You won’t need as much insulin to use the protein, so ketone production will continue, even after you eat protein-rich foods.
Body Size and Shape
The more you weigh, the more protein you need to eat in order to get into and stay in ketosis. The higher the body fat percentage, the higher your protein intake should be in order to increase insulin levels and lose weight.
Weight Loss Goals
If you are trying to lose weight and keep it off, the best way to do it is to eat enough protein so you can gain muscle and maintain it without lowering your ketone levels. This is a fine balance that may take some time to figure out.
Length of Time on Keto
How long you have been on a keto diet will also play a role in how much protein you need.

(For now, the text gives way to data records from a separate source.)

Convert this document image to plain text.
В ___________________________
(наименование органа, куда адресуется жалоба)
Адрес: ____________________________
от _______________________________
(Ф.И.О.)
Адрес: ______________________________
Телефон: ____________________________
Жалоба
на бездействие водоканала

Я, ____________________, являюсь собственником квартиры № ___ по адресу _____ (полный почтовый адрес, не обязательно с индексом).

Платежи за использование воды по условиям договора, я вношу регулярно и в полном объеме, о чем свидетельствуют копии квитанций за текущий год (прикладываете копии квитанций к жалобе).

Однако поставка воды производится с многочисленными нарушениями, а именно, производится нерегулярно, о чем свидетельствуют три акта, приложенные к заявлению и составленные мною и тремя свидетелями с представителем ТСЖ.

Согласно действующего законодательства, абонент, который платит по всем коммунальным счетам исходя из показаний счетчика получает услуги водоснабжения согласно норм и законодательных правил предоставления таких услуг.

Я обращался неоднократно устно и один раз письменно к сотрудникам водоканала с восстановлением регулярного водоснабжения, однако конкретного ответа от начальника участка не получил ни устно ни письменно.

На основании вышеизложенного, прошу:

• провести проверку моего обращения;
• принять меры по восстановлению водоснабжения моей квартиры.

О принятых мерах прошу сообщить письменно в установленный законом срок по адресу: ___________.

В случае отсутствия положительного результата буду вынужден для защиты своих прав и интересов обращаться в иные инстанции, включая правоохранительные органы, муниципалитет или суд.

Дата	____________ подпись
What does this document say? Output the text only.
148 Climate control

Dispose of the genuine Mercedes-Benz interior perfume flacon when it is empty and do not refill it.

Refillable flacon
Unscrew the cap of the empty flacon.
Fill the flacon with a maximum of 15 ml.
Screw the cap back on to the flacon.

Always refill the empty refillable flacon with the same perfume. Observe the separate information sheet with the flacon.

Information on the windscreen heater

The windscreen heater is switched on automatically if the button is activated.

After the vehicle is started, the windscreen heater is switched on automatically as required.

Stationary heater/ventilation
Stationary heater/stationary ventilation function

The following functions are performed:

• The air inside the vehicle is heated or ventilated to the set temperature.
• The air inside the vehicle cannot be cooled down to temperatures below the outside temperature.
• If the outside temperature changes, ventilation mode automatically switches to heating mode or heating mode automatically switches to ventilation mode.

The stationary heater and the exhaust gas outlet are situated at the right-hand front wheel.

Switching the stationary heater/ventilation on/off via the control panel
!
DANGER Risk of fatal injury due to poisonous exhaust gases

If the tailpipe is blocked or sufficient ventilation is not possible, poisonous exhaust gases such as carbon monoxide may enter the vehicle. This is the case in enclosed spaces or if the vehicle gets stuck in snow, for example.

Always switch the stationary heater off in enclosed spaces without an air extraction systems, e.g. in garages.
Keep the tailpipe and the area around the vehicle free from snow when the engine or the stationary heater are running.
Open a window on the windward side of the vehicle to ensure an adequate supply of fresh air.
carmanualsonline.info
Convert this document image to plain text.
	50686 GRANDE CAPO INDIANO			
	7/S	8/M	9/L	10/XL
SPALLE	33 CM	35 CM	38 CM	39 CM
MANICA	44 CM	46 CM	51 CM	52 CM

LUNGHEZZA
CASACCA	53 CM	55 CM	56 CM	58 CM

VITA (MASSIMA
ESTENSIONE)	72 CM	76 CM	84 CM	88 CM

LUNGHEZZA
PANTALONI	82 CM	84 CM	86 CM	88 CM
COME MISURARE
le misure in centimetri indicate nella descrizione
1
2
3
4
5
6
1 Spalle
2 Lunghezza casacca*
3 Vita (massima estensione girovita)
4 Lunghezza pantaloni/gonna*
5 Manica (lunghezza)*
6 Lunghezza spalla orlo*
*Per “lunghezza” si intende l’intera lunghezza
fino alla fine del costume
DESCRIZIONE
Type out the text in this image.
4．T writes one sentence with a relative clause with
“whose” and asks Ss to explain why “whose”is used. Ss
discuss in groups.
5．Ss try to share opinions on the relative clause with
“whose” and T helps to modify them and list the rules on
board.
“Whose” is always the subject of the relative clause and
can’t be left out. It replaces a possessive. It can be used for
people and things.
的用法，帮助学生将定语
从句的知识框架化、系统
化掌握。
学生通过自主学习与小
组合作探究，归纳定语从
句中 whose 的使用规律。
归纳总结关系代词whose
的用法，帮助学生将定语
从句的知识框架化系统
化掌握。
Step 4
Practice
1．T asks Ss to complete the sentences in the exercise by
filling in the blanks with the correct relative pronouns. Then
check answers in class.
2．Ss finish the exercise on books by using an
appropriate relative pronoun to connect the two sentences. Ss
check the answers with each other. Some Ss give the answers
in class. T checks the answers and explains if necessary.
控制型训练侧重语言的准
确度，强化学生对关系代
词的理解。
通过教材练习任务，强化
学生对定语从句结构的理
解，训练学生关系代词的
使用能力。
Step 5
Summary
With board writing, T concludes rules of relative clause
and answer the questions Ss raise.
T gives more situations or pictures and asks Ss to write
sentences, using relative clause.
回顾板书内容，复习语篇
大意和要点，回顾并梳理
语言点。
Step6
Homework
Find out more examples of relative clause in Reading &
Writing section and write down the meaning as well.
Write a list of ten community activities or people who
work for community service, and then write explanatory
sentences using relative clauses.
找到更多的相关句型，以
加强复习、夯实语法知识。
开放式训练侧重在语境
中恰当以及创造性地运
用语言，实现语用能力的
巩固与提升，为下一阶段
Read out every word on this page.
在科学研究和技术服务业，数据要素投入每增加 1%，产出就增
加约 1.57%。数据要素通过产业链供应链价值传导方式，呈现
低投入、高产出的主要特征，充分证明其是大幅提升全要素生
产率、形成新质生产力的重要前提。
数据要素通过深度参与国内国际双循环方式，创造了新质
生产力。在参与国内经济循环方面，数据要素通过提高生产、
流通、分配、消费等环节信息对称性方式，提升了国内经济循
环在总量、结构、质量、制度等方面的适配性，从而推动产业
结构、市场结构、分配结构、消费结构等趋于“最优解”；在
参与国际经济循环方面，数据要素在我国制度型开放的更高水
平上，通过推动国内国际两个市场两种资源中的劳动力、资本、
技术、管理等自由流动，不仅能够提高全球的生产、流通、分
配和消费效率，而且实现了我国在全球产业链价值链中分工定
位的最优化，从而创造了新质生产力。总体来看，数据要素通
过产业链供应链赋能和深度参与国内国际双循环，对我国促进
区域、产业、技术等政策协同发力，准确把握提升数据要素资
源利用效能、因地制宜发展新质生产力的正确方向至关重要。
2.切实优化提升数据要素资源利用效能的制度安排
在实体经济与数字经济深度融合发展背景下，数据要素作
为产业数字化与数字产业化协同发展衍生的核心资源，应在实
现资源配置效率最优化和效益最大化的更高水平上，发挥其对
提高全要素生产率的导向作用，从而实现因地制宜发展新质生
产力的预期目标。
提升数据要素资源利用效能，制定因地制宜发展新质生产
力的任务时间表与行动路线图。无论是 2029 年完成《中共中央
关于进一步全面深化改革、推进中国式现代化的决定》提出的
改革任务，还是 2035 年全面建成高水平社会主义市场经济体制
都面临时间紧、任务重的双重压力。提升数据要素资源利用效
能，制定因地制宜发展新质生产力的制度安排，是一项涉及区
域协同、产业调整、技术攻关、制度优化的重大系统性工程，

When you restrict carbs and fats you decrease insulin levels, and your body may burn ketones.
It may take a bit of time for your body to adjust to this type of diet, but when it does, you will notice that the longer you are dieting, the less likely it will be for protein intake to affect ketosis.
All of this may seem confusing, but it doesn’t have to be. You don’t need to calculate every little thing to make sure you are getting the right amount of protein.
The best rule to go by is to eat 0.6-0.8 grams of protein per pound of lean body mass if you don’t exercise much. If you are active, you should be eating 0.8-1 gram of protein per pound of lean body mass. If you work out with weights, try to aim for 1-1.2 grams of protein per pound.